Scientists find it difficult to study the third largest planet, let alone go there to know what it actually smells like. However, they can draw speculations based on the prominent elements on the icy planet.

Uranus is mostly composed of water, ammonia ice and methane, but other compounds such as hydrogen sulfide and ammonia in the atmosphere are present as well.

These compounds can also be found on Earth, and for this reason, it’s possible to come up with a hypothesis on what the planet smells like.

What does Uranus smell like?

The question is actually harder to answer than it seems, due to the fact that it’s fairly impossible to sniff out Uranus. In fact, Hofstadter said one could die trying to smell the gaseous planet. “There’s probably not enough oxygen in these atmospheres to support us,” he said. The only way to get a whiff of Uranus’ scent is to bring samples of the atmosphere back to Earth, something NASA has already done with the Moon.

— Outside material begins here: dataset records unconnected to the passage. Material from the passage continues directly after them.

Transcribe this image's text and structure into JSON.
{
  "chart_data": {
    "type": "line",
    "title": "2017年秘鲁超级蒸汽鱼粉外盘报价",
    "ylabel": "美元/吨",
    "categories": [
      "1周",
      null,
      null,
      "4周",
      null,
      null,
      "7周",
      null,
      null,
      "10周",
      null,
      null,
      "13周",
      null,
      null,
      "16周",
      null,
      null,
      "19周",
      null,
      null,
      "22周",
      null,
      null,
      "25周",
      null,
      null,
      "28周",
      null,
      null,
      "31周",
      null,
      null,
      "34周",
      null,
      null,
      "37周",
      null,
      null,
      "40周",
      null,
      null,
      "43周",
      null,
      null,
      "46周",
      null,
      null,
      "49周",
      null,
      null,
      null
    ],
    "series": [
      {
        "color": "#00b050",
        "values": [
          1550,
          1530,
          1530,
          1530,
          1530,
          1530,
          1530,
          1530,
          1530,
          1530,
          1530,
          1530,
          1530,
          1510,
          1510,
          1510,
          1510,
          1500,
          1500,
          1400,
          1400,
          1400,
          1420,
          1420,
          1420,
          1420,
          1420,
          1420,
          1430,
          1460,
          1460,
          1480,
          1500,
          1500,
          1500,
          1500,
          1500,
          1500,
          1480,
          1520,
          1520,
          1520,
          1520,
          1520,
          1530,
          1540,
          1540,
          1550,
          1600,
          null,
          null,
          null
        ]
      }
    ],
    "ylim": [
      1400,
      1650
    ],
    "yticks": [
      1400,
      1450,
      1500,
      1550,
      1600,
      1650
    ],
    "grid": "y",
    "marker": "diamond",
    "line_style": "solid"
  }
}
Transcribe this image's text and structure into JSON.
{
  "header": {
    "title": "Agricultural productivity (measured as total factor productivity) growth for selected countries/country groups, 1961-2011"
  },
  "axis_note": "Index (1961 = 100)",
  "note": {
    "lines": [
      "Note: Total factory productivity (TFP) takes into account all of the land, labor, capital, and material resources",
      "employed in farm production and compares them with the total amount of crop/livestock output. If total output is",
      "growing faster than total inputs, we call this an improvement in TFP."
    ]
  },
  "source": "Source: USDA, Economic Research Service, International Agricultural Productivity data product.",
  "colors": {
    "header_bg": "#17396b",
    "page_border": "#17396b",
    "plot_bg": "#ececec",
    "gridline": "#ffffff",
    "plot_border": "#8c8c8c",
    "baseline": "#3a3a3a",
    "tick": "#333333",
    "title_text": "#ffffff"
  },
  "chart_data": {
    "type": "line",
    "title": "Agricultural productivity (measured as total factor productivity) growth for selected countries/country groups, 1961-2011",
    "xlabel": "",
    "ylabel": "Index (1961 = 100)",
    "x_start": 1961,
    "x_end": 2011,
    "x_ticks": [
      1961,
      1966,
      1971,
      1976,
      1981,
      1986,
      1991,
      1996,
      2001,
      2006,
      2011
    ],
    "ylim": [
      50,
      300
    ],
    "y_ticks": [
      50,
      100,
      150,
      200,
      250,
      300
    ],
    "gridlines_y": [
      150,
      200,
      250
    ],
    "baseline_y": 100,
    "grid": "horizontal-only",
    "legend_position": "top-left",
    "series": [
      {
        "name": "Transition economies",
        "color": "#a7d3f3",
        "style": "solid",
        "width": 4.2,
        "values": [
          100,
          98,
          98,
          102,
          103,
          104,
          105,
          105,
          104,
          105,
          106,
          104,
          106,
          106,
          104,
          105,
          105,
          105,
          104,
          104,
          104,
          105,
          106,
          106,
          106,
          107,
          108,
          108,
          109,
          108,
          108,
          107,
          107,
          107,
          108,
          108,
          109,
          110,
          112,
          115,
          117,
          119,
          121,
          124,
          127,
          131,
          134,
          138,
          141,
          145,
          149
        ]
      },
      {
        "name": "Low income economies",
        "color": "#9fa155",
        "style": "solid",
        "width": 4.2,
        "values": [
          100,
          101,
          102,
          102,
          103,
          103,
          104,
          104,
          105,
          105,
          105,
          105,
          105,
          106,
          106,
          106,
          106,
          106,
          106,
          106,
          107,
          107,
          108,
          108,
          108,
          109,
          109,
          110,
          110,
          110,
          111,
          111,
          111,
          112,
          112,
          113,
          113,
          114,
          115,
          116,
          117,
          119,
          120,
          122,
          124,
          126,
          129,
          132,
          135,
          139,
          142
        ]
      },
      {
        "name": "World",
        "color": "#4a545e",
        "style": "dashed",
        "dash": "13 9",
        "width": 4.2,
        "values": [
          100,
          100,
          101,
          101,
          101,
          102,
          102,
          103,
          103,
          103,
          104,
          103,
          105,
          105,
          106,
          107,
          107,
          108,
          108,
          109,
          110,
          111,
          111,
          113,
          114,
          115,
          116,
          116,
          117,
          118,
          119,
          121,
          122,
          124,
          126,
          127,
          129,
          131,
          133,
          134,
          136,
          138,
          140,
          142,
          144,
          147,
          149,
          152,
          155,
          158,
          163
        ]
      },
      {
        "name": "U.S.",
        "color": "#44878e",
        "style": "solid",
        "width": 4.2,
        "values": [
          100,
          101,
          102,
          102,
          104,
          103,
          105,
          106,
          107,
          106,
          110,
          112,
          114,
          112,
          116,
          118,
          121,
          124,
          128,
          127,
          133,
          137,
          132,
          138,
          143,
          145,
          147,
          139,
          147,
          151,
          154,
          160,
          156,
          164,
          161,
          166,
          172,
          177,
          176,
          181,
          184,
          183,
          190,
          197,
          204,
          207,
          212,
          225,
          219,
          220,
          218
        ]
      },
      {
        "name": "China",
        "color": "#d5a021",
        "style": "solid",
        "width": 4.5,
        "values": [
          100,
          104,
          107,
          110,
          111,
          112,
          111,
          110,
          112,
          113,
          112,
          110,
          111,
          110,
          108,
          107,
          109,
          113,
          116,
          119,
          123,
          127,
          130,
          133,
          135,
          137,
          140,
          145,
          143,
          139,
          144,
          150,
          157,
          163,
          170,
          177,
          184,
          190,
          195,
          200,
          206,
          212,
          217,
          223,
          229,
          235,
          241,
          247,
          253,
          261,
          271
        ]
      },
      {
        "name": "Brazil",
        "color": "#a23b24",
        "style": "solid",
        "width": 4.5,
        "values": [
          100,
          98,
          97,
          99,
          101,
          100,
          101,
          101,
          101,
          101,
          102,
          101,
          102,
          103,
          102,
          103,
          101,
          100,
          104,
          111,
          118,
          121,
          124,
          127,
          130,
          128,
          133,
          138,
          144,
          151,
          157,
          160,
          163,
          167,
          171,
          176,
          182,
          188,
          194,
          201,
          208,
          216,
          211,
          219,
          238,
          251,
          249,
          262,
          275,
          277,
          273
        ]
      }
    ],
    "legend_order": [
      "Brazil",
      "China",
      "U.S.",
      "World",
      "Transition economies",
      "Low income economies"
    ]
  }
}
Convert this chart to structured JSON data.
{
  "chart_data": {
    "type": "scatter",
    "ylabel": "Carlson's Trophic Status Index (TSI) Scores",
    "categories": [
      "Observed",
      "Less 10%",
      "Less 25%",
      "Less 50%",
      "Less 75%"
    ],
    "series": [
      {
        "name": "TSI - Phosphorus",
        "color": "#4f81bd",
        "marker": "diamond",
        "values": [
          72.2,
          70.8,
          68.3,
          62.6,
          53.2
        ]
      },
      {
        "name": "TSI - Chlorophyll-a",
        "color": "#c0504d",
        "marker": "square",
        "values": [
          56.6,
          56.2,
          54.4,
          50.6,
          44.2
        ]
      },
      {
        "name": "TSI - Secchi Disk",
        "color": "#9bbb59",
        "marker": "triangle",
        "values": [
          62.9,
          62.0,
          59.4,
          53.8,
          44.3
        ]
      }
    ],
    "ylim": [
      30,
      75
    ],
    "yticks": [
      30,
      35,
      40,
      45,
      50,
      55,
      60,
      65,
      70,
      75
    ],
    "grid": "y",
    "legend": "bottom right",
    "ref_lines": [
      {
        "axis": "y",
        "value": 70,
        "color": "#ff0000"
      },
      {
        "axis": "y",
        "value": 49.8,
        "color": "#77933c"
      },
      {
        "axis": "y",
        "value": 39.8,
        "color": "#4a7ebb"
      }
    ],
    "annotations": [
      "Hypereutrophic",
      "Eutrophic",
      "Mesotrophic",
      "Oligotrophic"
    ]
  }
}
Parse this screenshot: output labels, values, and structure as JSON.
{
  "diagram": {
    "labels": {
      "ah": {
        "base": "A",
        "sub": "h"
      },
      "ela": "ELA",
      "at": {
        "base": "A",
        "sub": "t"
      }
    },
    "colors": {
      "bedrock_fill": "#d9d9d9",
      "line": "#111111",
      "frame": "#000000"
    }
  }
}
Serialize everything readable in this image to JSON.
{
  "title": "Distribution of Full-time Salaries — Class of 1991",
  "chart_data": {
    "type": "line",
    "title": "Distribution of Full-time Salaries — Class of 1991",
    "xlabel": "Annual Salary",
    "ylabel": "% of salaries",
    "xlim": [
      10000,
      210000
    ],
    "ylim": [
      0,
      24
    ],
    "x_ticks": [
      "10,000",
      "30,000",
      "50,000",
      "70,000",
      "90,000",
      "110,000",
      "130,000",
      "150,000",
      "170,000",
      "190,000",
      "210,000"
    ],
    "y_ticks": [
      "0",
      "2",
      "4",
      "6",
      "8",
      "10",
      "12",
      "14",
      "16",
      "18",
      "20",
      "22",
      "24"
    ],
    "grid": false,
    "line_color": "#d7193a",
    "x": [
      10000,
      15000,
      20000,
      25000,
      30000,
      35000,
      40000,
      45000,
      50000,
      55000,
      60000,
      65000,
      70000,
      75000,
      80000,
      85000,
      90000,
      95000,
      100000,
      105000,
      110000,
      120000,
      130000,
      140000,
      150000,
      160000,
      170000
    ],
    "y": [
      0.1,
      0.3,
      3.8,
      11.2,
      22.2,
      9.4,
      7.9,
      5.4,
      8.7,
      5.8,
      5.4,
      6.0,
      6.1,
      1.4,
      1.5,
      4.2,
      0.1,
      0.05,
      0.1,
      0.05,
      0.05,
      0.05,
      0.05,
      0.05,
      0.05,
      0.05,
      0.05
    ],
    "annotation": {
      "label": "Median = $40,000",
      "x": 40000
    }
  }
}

It is worth mentioning that the word "Uranus" when spoken in English is an instantaneous lightning rod for the comedy of almost any kind, which makes another one of Hofstadter's quotes so unusual: “I think the smelliest things are probably...

the hydrogen sulfide and the ammonia.”

It smells like farts

On its own, methane doesn’t have a scent, but if ammonia in the atmosphere and hydrogen sulfide form, things become unpleasant, at least to the nose. Hydrogen sulfide smells like rotten eggs, which explains why flatus smells bad. Meanwhile, it’s known to many that ammonia smells like cat urine, mainly.

Human urine has traces of ammonia too, especially if it’s too concentrated.

To reiterate, these are merely hypotheses, and no study has been done yet since going there and smelling its atmosphere is a mighty feat. Everything is based on the natural reaction of gasses in the Earth's atmosphere.

Nonetheless, it’s safe to say that at this point, Uranus doesn't only smell like farts – it reeks of pee, too.